Mark Cuban, the owner of the Dallas Mavericks, will pay $10 million to women’s leadership and domestic violence organizations under an agreement with the NBA announced Wednesday to address sexual harassment and other improper conduct among employees in the team’s front office.
The payment, and other reporting, staffing and leadership changes, are the result of a monthslong investigation into accusations against several employees, including the former team president and chief executive, Terdema Ussery.
Cuban did not face accusations of misconduct, but the investigation found his supervision severely lacking and he agreed to the payment, avoiding a fine. Still, the payment by far exceeds the amount of any fine the league has imposed on a team or owner.
In a statement, the league announced that the money from Cuban’s fine would be donated to a variety of organizations chosen by an advisory council of Mavericks executives, including Cuban, as well as several NBA officials. The investigation, conducted by independent investigators overseen by the league, also recommended that the Mavericks hire more women, including in leadership positions, and create a formal process for employees to report misconduct.
The NBA ordered the Mavericks to file quarterly reports on its progress in those areas, and to begin workplace training for all staff members, including Cuban, 60, who acquired a majority stake of the Mavericks in 2000 and has long been one of the NBA’s most vocal — and public — owners.
The report was based on information gathered from more than 200 interviews with current and former Mavericks employees.
In an interview with ESPN on Wednesday, Cuban apologized and said he had missed opportunities to correct the culture of his organization.
“This is not something that just is an incident, and then it’s over,” Cuban said. “It stays with people. It stays with families. I’m just sorry to see it. I’m just sorry I didn’t recognize it, and I just hope that out of this we’ll be better, and we can avoid it, and we can help everybody just be smarter about the whole thing.”
The investigation arose from an article in Sports Illustrated in February that painted a picture of a workplace teeming with problems for female employees.
The article said Ussery, who was once a rising star in the profession, had engaged in “various acts of inappropriate conduct toward women,” and that Earl Sneed, a former writer for the team’s official website, had faced numerous allegations of domestic violence.
Although Cuban did not face accusations of misconduct, the employees who were mistreated suggested the harassment had gone on for years and that he must have known about it and had done little to prevent it.
The findings of that investigation were released Wednesday as a part of a 43-page report. Among other things, it was determined that Ussery had engaged in improper workplace conduct toward 15 female employees, including touching them and making inappropriate comments, and that Sneed had committed two acts of domestic violence, including one against a co-worker. Cuban was made aware of the incident but did not fire him.
In addition, the report found that Chris Hyde, a longtime senior account executive, had made inappropriate comments toward women, viewed pornography on his workplace computer and made unsolicited sexual advances toward co-workers.
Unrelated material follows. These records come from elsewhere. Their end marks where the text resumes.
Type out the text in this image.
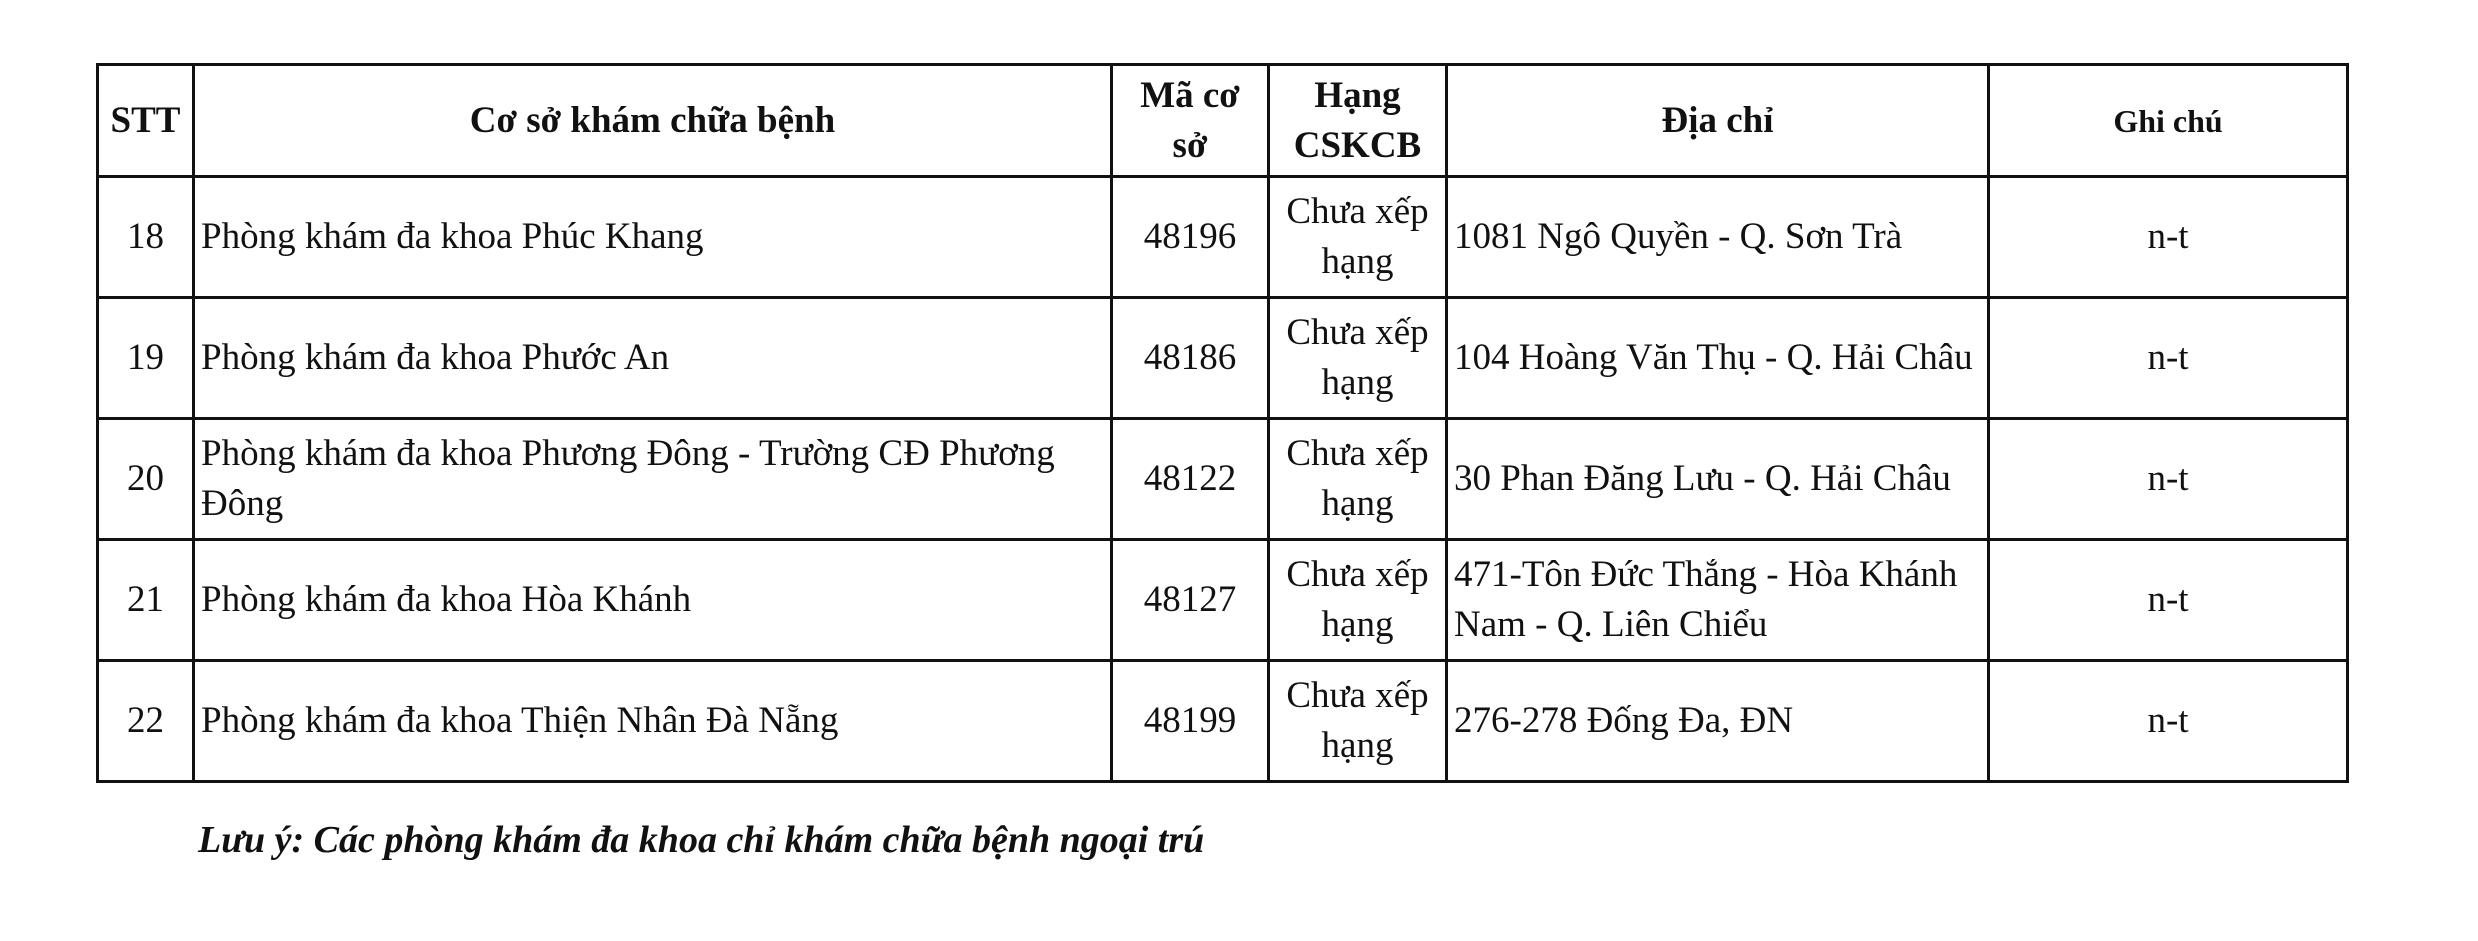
STT	Cơ sở khám chữa bệnh	Mã cơ sở	Hạng CSKCB	Địa chỉ	Ghi chú
18	Phòng khám đa khoa Phúc Khang	48196	Chưa xếp hạng	1081 Ngô Quyền - Q. Sơn Trà	n-t
19	Phòng khám đa khoa Phước An	48186	Chưa xếp hạng	104 Hoàng Văn Thụ - Q. Hải Châu	n-t
20	Phòng khám đa khoa Phương Đông - Trường CĐ Phương Đông	48122	Chưa xếp hạng	30 Phan Đăng Lưu - Q. Hải Châu	n-t
21	Phòng khám đa khoa Hòa Khánh	48127	Chưa xếp hạng	471-Tôn Đức Thắng - Hòa Khánh Nam - Q. Liên Chiểu	n-t
22	Phòng khám đa khoa Thiện Nhân Đà Nẵng	48199	Chưa xếp hạng	276-278 Đống Đa, ĐN	n-t
Lưu ý: Các phòng khám đa khoa chỉ khám chữa bệnh ngoại trú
Even after Cuban warned Hyde about looking at pornography at the office, Hyde’s inappropriate behavior continued for years.
“I messed up,” Cuban said in his interview with ESPN. “I should’ve just fired him on the spot.”
He added, “In hindsight, it was staring me right in the face and I missed it. I wasn’t as focused on the business as I should have been.”
After the allegations surfaced months ago, Cuban began to make changes — changes that may have helped him avoid a stiffer penalty from the league. The league acknowledged that the team already had taken steps to address some of the goals it set out in its report.
After terminating the contract of Buddy Pittman, the team’s human resources director, Cuban hired three women to work in high-profile positions: Cynthia Marshall as chief executive officer; Tarsha LaCour as senior vice president of human resources; and Cyndee Wales as chief ethics and compliance officer.
The Mavericks also instituted mandatory “respect in the workplace” training and created a confidential hotline for employees to share concerns.
Ussery spent 18 years with the Mavericks before resigning in 2015 to take a position with Under Armour. Sneed announced that he was leaving the team after the Sports Illustrated report was published — and then deleted his Twitter account.
“The findings of the independent investigation are disturbing and heartbreaking,” NBA Commissioner Adam Silver said in a statement, “and no employee in the NBA, or any workplace for that matter, should be subject to the type of working environment described in the report.”